Alguien me dijo que de verdad necesitaba que les cuente la siguiente historia. La reproduzco casi textualmente. Omito solo algunos nombres por razones obvias.

El 22 de febrero pasado, el presidente de la República inauguró los campamentos vacacionales de Milagro en el coliseo Ecuador Martínez.

Cuando el primer mandatario ingresó, el sitio era un solo bullicio de risas y aplausos.

Un grupo de canto y baile de niños de 8 a 11 años había sido invitado para amenizar el acto.

Los pequeños y sus maestros decidieron concurrir con una obrita sobre la vida en el campo. Tiempo atrás la habían presentado en la Prefectura del Guayas con mucho éxito.

Nerviosos y todo, los diez pequeñitos salieron a escena e hicieron su mejor esfuerzo. Una tras otra se sucedieron las breves estampas: las niñas “lavando” ropa en el río, los varoncitos jugando naipes y bebiendo “aguardiente” (agua en realidad), un “macheteo” entre dos montubios, y al final una “pelea” entre esposos, al cabo de la cual él le pide perdón a ella por haberse gastado el dinero de la semana en juegos de azar.

Con su lenguaje infantil, el grupito mostró una realidad que, de cerca o de lejos, la conocen bastante bien.

La actuación fue impecable. Los niños recibieron los aplausos, seguros de que a continuación vendrían las felicitaciones de la máxima autoridad, ante las cámaras de televisión, para orgullo de sus padres.

Pero cuando al presidente le tocó hablar, les dejó ver, claramente, que la obra no le había gustado. El mensaje de lo que acababa de presenciar, acusó, era machista, sexista y violento.

Por último les pidió delante de todos: “Prometan, niños, que de grandes no van a repetir lo que hoy han hecho aquí”.

Tristes y compungidos, los pequeños contestaron que no lo volverían a hacer.

“¿Por qué nos dice esas cosas?”, preguntó uno, “es solo una representación”. Su maestro guardó silencio, no sabía qué contestar.

Para aumentar el desconcierto, el mismo público que los había interrumpido tantas veces con aplausos, ahora aplaudía enérgicamente las duras críticas que se escuchaban por los altavoces del coliseo.

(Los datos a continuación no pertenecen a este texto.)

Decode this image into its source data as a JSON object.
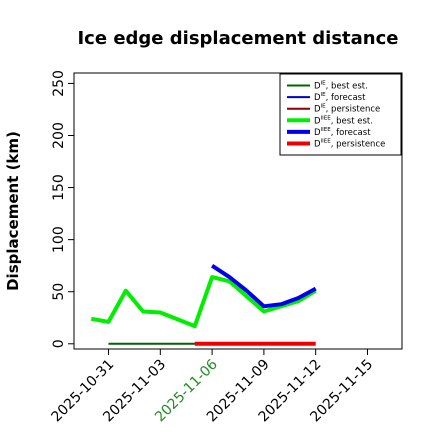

Cabizbajos, maestros, niños y padres de familia salieron por la puerta trasera. No hubo felicitación. No hubo cámaras.

Un maestro le decía a otro que había que volver para explicarle al presidente que el ‘macheteo’, como ellos lo interpretan, no necesariamente es una forma de violencia del montubio, y que también puede ser concebido como una manifestación cultural mediante la cual el campesino de la Costa demuestra cuán diestro es con su herramienta principal de trabajo.

Pero no le hicieron caso.

El grupo había llevado una cámara para fotografiarse con el primer mandatario. Nadie se acordó de utilizarla.

En los días siguientes, niños, maestros y padres de familia estuvieron forzados a participar de los comentarios que se hacían. Algunos milagreños, apenados, trataron de levantarles el ánimo a los maestros, cuyo orgullo como docentes quedó muy herido. Pero todos estuvieron de acuerdo en que la obrita nunca más debería ser representada. Unos, para no volver a exponer a sus hijos; y otros, simplemente porque el presidente lo había dicho y nadie se atrevería a contradecirlo.